More advanced devices combine sensors with health information. The Sleep­Rate system uses cognitive behavioral therapy, licensed from Stanford University, to treat insomnia. SleepRate users wear a heart rate monitor while their cellphone microphones monitor nighttime sounds. Based on data analysis after five days, people showing signs of insomnia are presented with a personalized sleep regimen.

The suggestions are basic, but a randomized control trial found they were effective in 85 percent of cases, according to the company. They include waking at the same time every day; stopping invigorating activity half an hour before bedtime and using the bed only for sleep and sex.

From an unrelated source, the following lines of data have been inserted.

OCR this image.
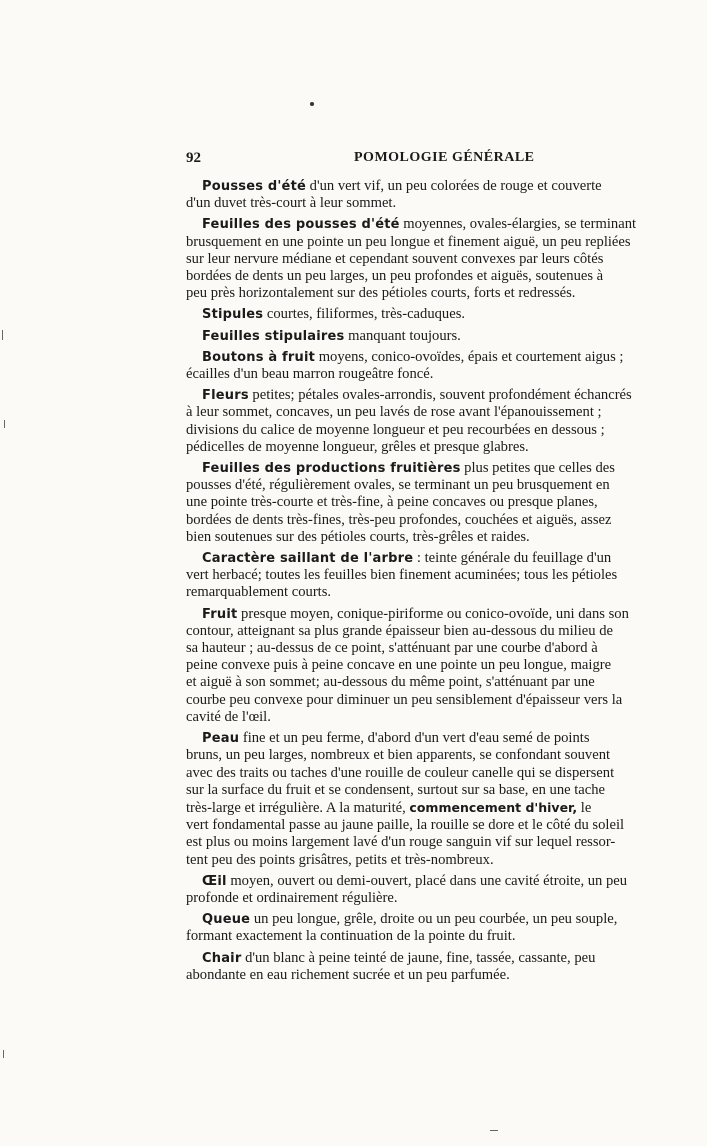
92	POMOLOGIE GÉNÉRALE
Pousses d'été d'un vert vif, un peu colorées de rouge et couverte
d'un duvet très-court à leur sommet.
Feuilles des pousses d'été moyennes, ovales-élargies, se terminant
brusquement en une pointe un peu longue et finement aiguë, un peu repliées
sur leur nervure médiane et cependant souvent convexes par leurs côtés
bordées de dents un peu larges, un peu profondes et aiguës, soutenues à
peu près horizontalement sur des pétioles courts, forts et redressés.
Stipules courtes, filiformes, très-caduques.
Feuilles stipulaires manquant toujours.
Boutons à fruit moyens, conico-ovoïdes, épais et courtement aigus ;
écailles d'un beau marron rougeâtre foncé.
Fleurs petites; pétales ovales-arrondis, souvent profondément échancrés
à leur sommet, concaves, un peu lavés de rose avant l'épanouissement ;
divisions du calice de moyenne longueur et peu recourbées en dessous ;
pédicelles de moyenne longueur, grêles et presque glabres.
Feuilles des productions fruitières plus petites que celles des
pousses d'été, régulièrement ovales, se terminant un peu brusquement en
une pointe très-courte et très-fine, à peine concaves ou presque planes,
bordées de dents très-fines, très-peu profondes, couchées et aiguës, assez
bien soutenues sur des pétioles courts, très-grêles et raides.
Caractère saillant de l'arbre : teinte générale du feuillage d'un
vert herbacé; toutes les feuilles bien finement acuminées; tous les pétioles
remarquablement courts.
Fruit presque moyen, conique-piriforme ou conico-ovoïde, uni dans son
contour, atteignant sa plus grande épaisseur bien au-dessous du milieu de
sa hauteur ; au-dessus de ce point, s'atténuant par une courbe d'abord à
peine convexe puis à peine concave en une pointe un peu longue, maigre
et aiguë à son sommet; au-dessous du même point, s'atténuant par une
courbe peu convexe pour diminuer un peu sensiblement d'épaisseur vers la
cavité de l'œil.
Peau fine et un peu ferme, d'abord d'un vert d'eau semé de points
bruns, un peu larges, nombreux et bien apparents, se confondant souvent
avec des traits ou taches d'une rouille de couleur canelle qui se dispersent
sur la surface du fruit et se condensent, surtout sur sa base, en une tache
très-large et irrégulière. A la maturité, commencement d'hiver, le
vert fondamental passe au jaune paille, la rouille se dore et le côté du soleil
est plus ou moins largement lavé d'un rouge sanguin vif sur lequel ressor-
tent peu des points grisâtres, petits et très-nombreux.
Œil moyen, ouvert ou demi-ouvert, placé dans une cavité étroite, un peu
profonde et ordinairement régulière.
Queue un peu longue, grêle, droite ou un peu courbée, un peu souple,
formant exactement la continuation de la pointe du fruit.
Chair d'un blanc à peine teinté de jaune, fine, tassée, cassante, peu
abondante en eau richement sucrée et un peu parfumée.
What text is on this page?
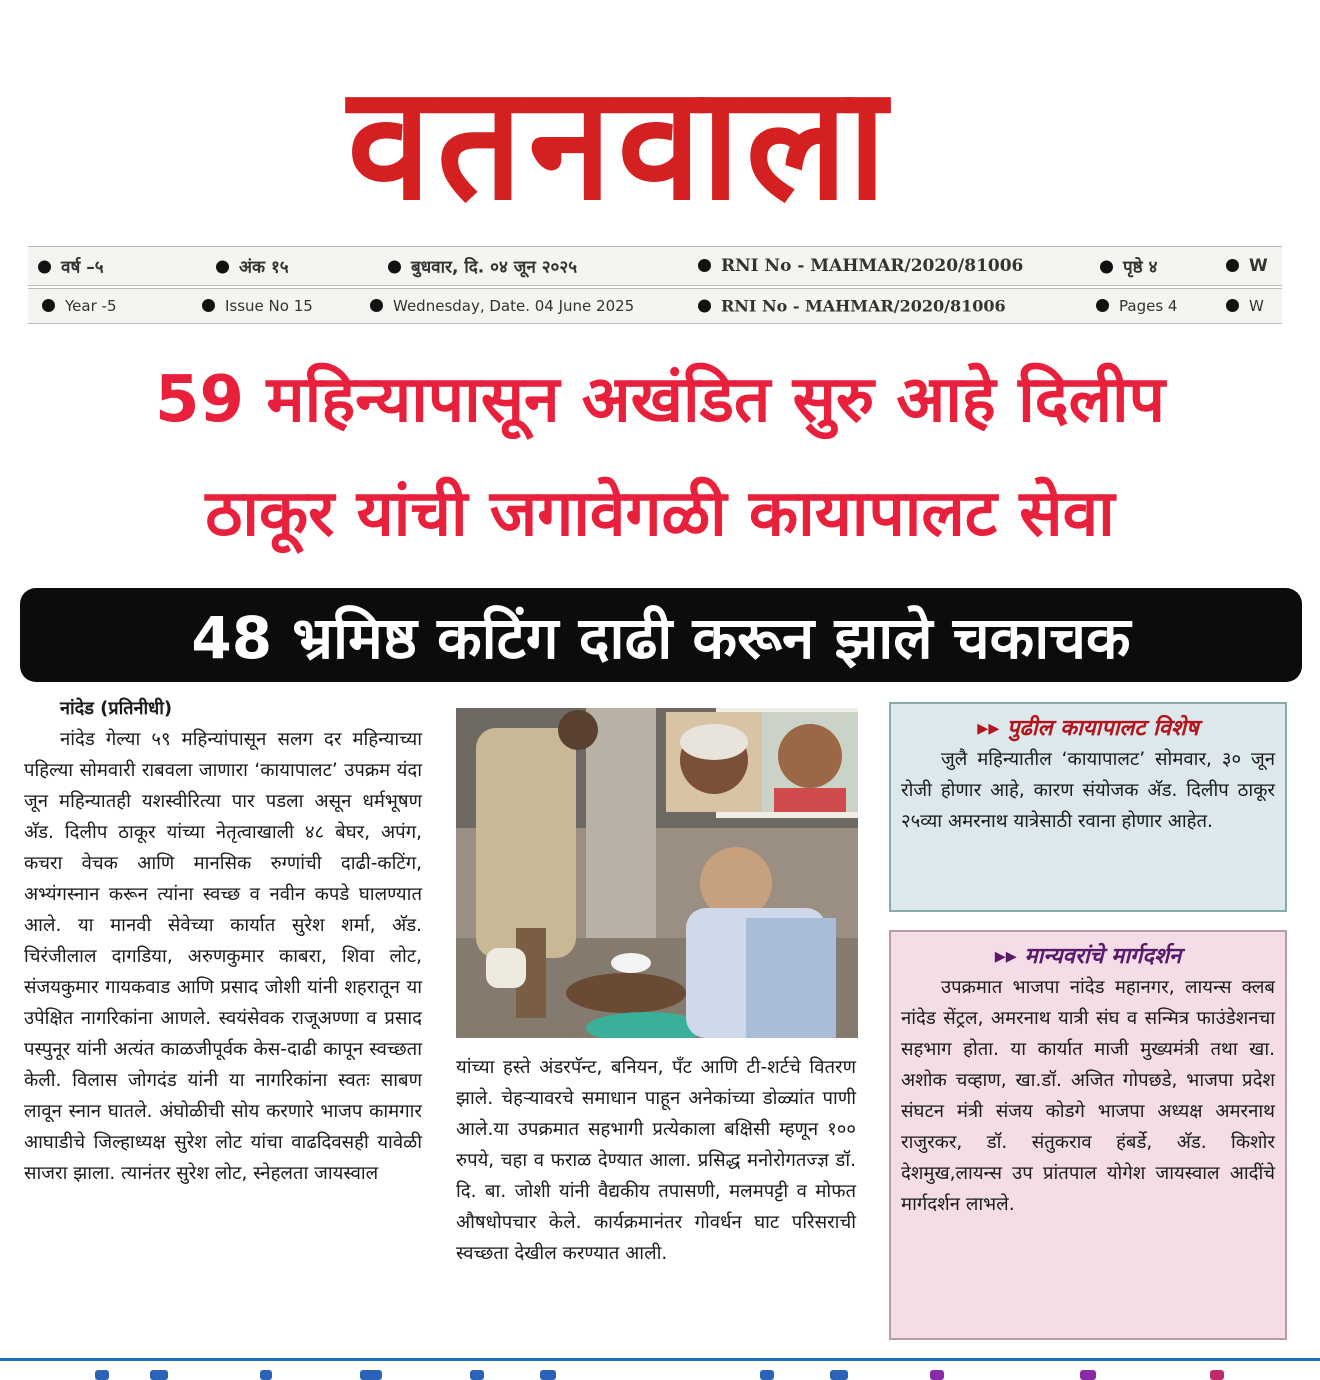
वतनवाला
वर्ष –५	अंक १५	बुधवार, दि. ०४ जून २०२५	RNI No - MAHMAR/2020/81006	पृष्ठे ४	W
Year -5	Issue No 15	Wednesday, Date. 04 June 2025	RNI No - MAHMAR/2020/81006	Pages 4	W
59 महिन्यापासून अखंडित सुरु आहे दिलीप
ठाकूर यांची जगावेगळी कायापालट सेवा
48 भ्रमिष्ठ कटिंग दाढी करून झाले चकाचक

नांदेड (प्रतिनीधी)

नांदेड गेल्या ५९ महिन्यांपासून सलग दर महिन्याच्या पहिल्या सोमवारी राबवला जाणारा ‘कायापालट’ उपक्रम यंदा जून महिन्यातही यशस्वीरित्या पार पडला असून धर्मभूषण अ‍ॅड. दिलीप ठाकूर यांच्या नेतृत्वाखाली ४८ बेघर, अपंग, कचरा वेचक आणि मानसिक रुग्णांची दाढी-कटिंग, अभ्यंगस्नान करून त्यांना स्वच्छ व नवीन कपडे घालण्यात आले. या मानवी सेवेच्या कार्यात सुरेश शर्मा, अ‍ॅड. चिरंजीलाल दागडिया, अरुणकुमार काबरा, शिवा लोट, संजयकुमार गायकवाड आणि प्रसाद जोशी यांनी शहरातून या उपेक्षित नागरिकांना आणले. स्वयंसेवक राजूअण्णा व प्रसाद पस्पुनूर यांनी अत्यंत काळजीपूर्वक केस-दाढी कापून स्वच्छता केली. विलास जोगदंड यांनी या नागरिकांना स्वतः साबण लावून स्नान घातले. अंघोळीची सोय करणारे भाजप कामगार आघाडीचे जिल्हाध्यक्ष सुरेश लोट यांचा वाढदिवसही यावेळी साजरा झाला. त्यानंतर सुरेश लोट, स्नेहलता जायस्वाल

यांच्या हस्ते अंडरपॅन्ट, बनियन, पँट आणि टी-शर्टचे वितरण झाले. चेहऱ्यावरचे समाधान पाहून अनेकांच्या डोळ्यांत पाणी आले.या उपक्रमात सहभागी प्रत्येकाला बक्षिसी म्हणून १०० रुपये, चहा व फराळ देण्यात आला. प्रसिद्ध मनोरोगतज्ज्ञ डॉ. दि. बा. जोशी यांनी वैद्यकीय तपासणी, मलमपट्टी व मोफत औषधोपचार केले. कार्यक्रमानंतर गोवर्धन घाट परिसराची स्वच्छता देखील करण्यात आली.

▸▸ पुढील कायापालट विशेष

जुलै महिन्यातील ‘कायापालट’ सोमवार, ३० जून रोजी होणार आहे, कारण संयोजक अ‍ॅड. दिलीप ठाकूर २५व्या अमरनाथ यात्रेसाठी रवाना होणार आहेत.

▸▸ मान्यवरांचे मार्गदर्शन

उपक्रमात भाजपा नांदेड महानगर, लायन्स क्लब नांदेड सेंट्रल, अमरनाथ यात्री संघ व सन्मित्र फाउंडेशनचा सहभाग होता. या कार्यात माजी मुख्यमंत्री तथा खा. अशोक चव्हाण, खा.डॉ. अजित गोपछडे, भाजपा प्रदेश संघटन मंत्री संजय कोडगे भाजपा अध्यक्ष अमरनाथ राजुरकर, डॉ. संतुकराव हंबर्डे, अ‍ॅड. किशोर देशमुख,लायन्स उप प्रांतपाल योगेश जायस्वाल आदींचे मार्गदर्शन लाभले.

“It’s all behavioral, and it’s all trying to train the brain to go to sleep when it’s time to go to sleep,” said Uli Gal-Oz, chief executive of SleepRate.

The future, sleep scientists say, could bring the analysis of aggregate data from thousands of people who use these devices, which could reveal more than a typical study does about how we sleep.

Jawbone, for instance, has discovered from its Jawbone UP data that users who slept with partners went to bed an average of 35 minutes earlier than those who slept alone. The company also found that UP users who kept a laptop in their bedrooms logged 27 fewer minutes of sound sleep, compared with users who didn’t keep a computer by their bedsides.

Rogati said the potential for learning more about global and individual sleep patterns is enormous.

“It could really shed light on trends and risk factors,” she said, “leading toward personalized medicine.”